Depois dos românticos, assistimos à generalização e banalização do conceito, tornando a sua aplicação bastante difícil. Não é tão irónica como parece a definição proposta por Mark Twain: “Classic. A book which people praise and don’t read.” (“Pudd’nhead Wilson’s New Calender”, Following the Equador, 1, 25, 1897). G. K. Chesterton apresenta a seguinte variação desta ideia: “A great classic means a man whom one can praise without having read.” (“Tom Jones and Morality”, All Things Considered, 1908). Em The Study of Poetry (in Essays in Criticism – Second Series, 1888), Matthew Arnold insiste ainda na noção de clássico como equivalente “àquilo que é melhor que tudo o mais”. Num texto de referência obrigatória, What Is a Classic? (1945), T. S. Eliot lembra que só numa perspectiva histórica podemos determinar o que é clássico. Dos critérios para determinação de um clássico prescritos por Elliot, destacamos o da superação da língua – um clássico deve superar a norma linguística, condição criticada por Seán Lucy em T. S. Eliot and the Idea of Tradition (1960) – e o da maturidade. O autor que Elliot destaca como o mais “universal” dos clássicos é Dante, perante quem todos os poetas ingleses são “provincianos”. Frank Kermode criticou desenvolvidamente as teses de Eliot em The Classic: Literary Images of Permanence and Change (1ª ed., 1973), onde conclui existirem duas formas de institucionalização de um clássico: “The first of these depends on philology and historiography – it asks what the classic meant to its author and his best readers, and may still mean to those who have the necessary knowledge and skill. The second is the method of accommodation, by which I mean any method by which the old document may be induced to signify what it cannot be said to have expressly stated. The chief instrument of accommodation is allegory, if we use the word in a sense wide enough to include prophecy. This is an ancient method. The other approach, more modern and scientific, took time to develop.” (Harvard University Press, Cambridge, Mass. E Londres, 1983, p.40). A conclusão de Kermode sobre a definição do clássico aponta para uma fórmula simples: “A classic, then, is a book that is read a long time after it was written” (p.117), que facilmente reconhecemos nas escolhas autorais de qualquer cânone literário.

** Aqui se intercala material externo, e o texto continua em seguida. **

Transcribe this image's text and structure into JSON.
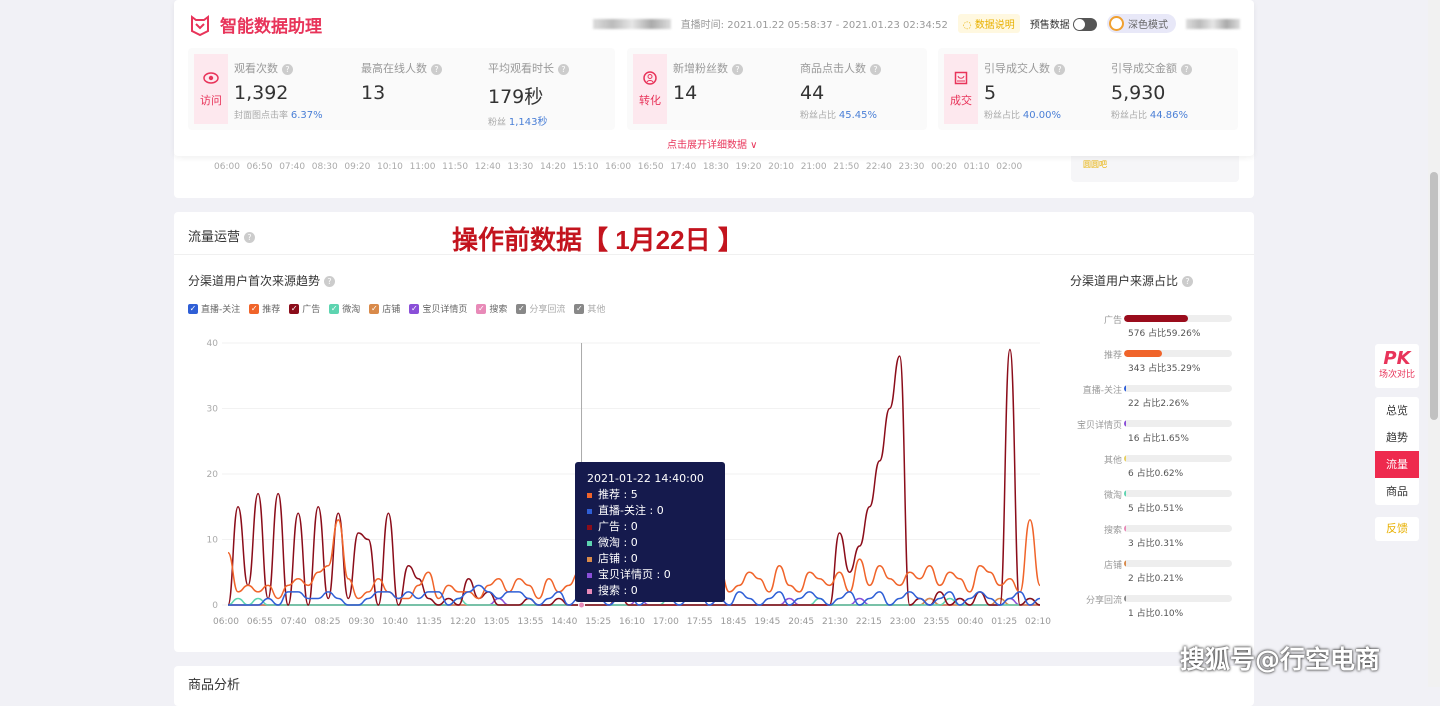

Actualmente, um clássico tanto pode ser uma obra antiga que persistiu pela sua excelência, como uma obra ou autor que se destaca como referência fundamental na sua própria época, o que é reconhecido pela maior parte da crítica segundo critérios objectivos. Neste sentido, Fernando Pessoa e João Cabral de Melo Neto podem ser considerados clássicos na literatura de língua portuguesa. Para estabelecer algum rigor na definição da natureza do clássico, surgem então muitas reflexões teóricas sobre o conceito, sem contudo estarmos sequer próximos de um consenso geral, sobretudo quando pensamos que a classificação de clássico é hoje popularizada pela crítica literária não investigativa que, quase instintivamente, a aplica a qualquer obra ou autor que se destaque por alguma singularidade. Registe-se ainda a universalidade do conceito quando falamos hoje de um filme clássico, de um jogo clássico, de uma música que é um clássico e de música clássica, de uma corrida clássica, de um edifício clássico, de mobília clássica, etc.
Dominique Secretan: Classicism (1973); Frank Kermode: The Classic: Literary Images of Permanence and Change (1983); H. M. Peyre: Qu’est-ce que le classicisme? (1933); Jacques Barzun: Classic, Romantic, and Modern (1975); Luís de Sousa Rebelo: A Tradição Clássica na Literatura Portuguesa (1982); Paul Valéry: Cahiers, vol.2 (1974, 1ªed., 1917); René Wellek: “The Term and Concept of Classicism in Literary History”, in Discriminations (1970); Vítor Manuel de Aguiar e Silva: Para uma Interpretação do Classicismo (1962).